この広告を開始するのに必要な「許可等の処分」の典型例は今挙げた開発許可と建築確認です。ただ、広告をするにあたって必要な「許可等の処分」は、実はそれだけではありません。「その他法令に基づく許可等の処分で政令で定めるもの」という表現で分かりますように、開発許可と建築確認以外にも、「~法に基づく~の許可」という形で、宅地建物取引業法施行令で、今私がザッと見ただけで36種類の許可等の処分が記載されています。

したがって、この条文を正確に勉強しようとすると、この36種類くらいある許可等の処分を覚えることになりますが、そんなことは現実的には不可能ですから、上記の開発許可と建築確認という典型例を覚えておいて、その他にもいろいろ必要になる、という感じでいいでしょう。

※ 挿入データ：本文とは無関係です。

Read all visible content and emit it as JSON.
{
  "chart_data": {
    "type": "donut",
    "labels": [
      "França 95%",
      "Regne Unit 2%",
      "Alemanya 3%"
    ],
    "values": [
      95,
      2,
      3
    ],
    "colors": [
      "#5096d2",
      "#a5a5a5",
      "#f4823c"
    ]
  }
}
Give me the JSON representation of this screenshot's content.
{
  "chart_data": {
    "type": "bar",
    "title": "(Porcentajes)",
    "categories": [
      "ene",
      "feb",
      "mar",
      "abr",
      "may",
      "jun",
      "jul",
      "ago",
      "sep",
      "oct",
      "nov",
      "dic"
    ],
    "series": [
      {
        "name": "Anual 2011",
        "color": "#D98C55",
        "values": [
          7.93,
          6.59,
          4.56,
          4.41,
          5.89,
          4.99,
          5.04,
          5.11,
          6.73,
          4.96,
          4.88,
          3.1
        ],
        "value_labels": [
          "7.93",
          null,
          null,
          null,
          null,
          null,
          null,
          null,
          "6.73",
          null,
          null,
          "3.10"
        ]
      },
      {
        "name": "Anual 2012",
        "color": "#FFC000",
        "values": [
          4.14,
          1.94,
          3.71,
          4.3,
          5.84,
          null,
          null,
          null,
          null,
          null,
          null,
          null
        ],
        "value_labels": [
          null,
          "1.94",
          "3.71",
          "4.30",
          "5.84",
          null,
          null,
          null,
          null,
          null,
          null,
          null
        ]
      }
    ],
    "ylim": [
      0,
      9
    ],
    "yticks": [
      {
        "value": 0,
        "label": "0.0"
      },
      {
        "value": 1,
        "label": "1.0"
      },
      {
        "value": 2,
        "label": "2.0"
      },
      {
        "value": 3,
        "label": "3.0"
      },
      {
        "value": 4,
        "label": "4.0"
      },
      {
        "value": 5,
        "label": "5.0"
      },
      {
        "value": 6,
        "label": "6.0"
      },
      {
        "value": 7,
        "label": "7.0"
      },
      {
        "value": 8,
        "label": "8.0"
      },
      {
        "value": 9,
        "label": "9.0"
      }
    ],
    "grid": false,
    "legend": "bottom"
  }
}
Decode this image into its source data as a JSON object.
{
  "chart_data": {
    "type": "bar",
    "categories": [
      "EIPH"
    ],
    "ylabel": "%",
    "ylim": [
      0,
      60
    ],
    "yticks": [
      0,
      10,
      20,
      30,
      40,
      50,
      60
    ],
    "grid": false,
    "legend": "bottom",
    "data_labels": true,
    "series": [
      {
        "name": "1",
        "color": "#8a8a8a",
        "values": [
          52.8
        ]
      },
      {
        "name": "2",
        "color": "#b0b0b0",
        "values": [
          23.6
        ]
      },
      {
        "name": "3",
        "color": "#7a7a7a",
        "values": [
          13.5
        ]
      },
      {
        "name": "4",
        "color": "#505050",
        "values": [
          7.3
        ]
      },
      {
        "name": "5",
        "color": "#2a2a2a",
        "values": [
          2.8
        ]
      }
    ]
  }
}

なお、この広告を行うのに必要な許可・確認等に含まれないものとして、国土利用計画法の届出や、建築基準法の建築協定の認可というのがあります。これらがなくても、広告できるわけです。

国土利用計画法の届出というのは、土地の売買等の契約を行うのに必要なものです。

また、建築協定の認可というのは、建築協定の効力を発生させるものです。

いずれも、土地の造成や建築工事に必要なものではありませんので、設計変更等の問題は生じません。

また、「現在、建築確認申請中である」とか「売買契約は建築確認を受けてからでないと売買契約を締結できません」との記載をしたとしても、この規定に違反します。

確かに、建築確認申請中であるという表示があれば、広告を見た者は、状況は分かるでしょうが、あくまで法は「確認があった後」でないと広告できないと定めています。したがって、確認が下りる前の段階での広告は一律禁止です。

ただ、逆に開発許可等が下りていれば、その造成工事等の検査済証の交付までは要求されていません。

この広告の開始時期の制限は、貸借にも適用がありますので、宅地建物取引業者が家主から代理、媒介の依頼を受けて、建築確認を受けていない建築工事完了前の賃貸マンションの借主を募集する広告はこの規定に違反します。

ただ、この場合でも家主が自ら広告する場合は、この規定に違反しません。

理由は分かりますね?

自ら貸借というのは、宅地建物取引業に該当せず、宅地建物取引業法の規定の適用がないからです。気を付けて下さい。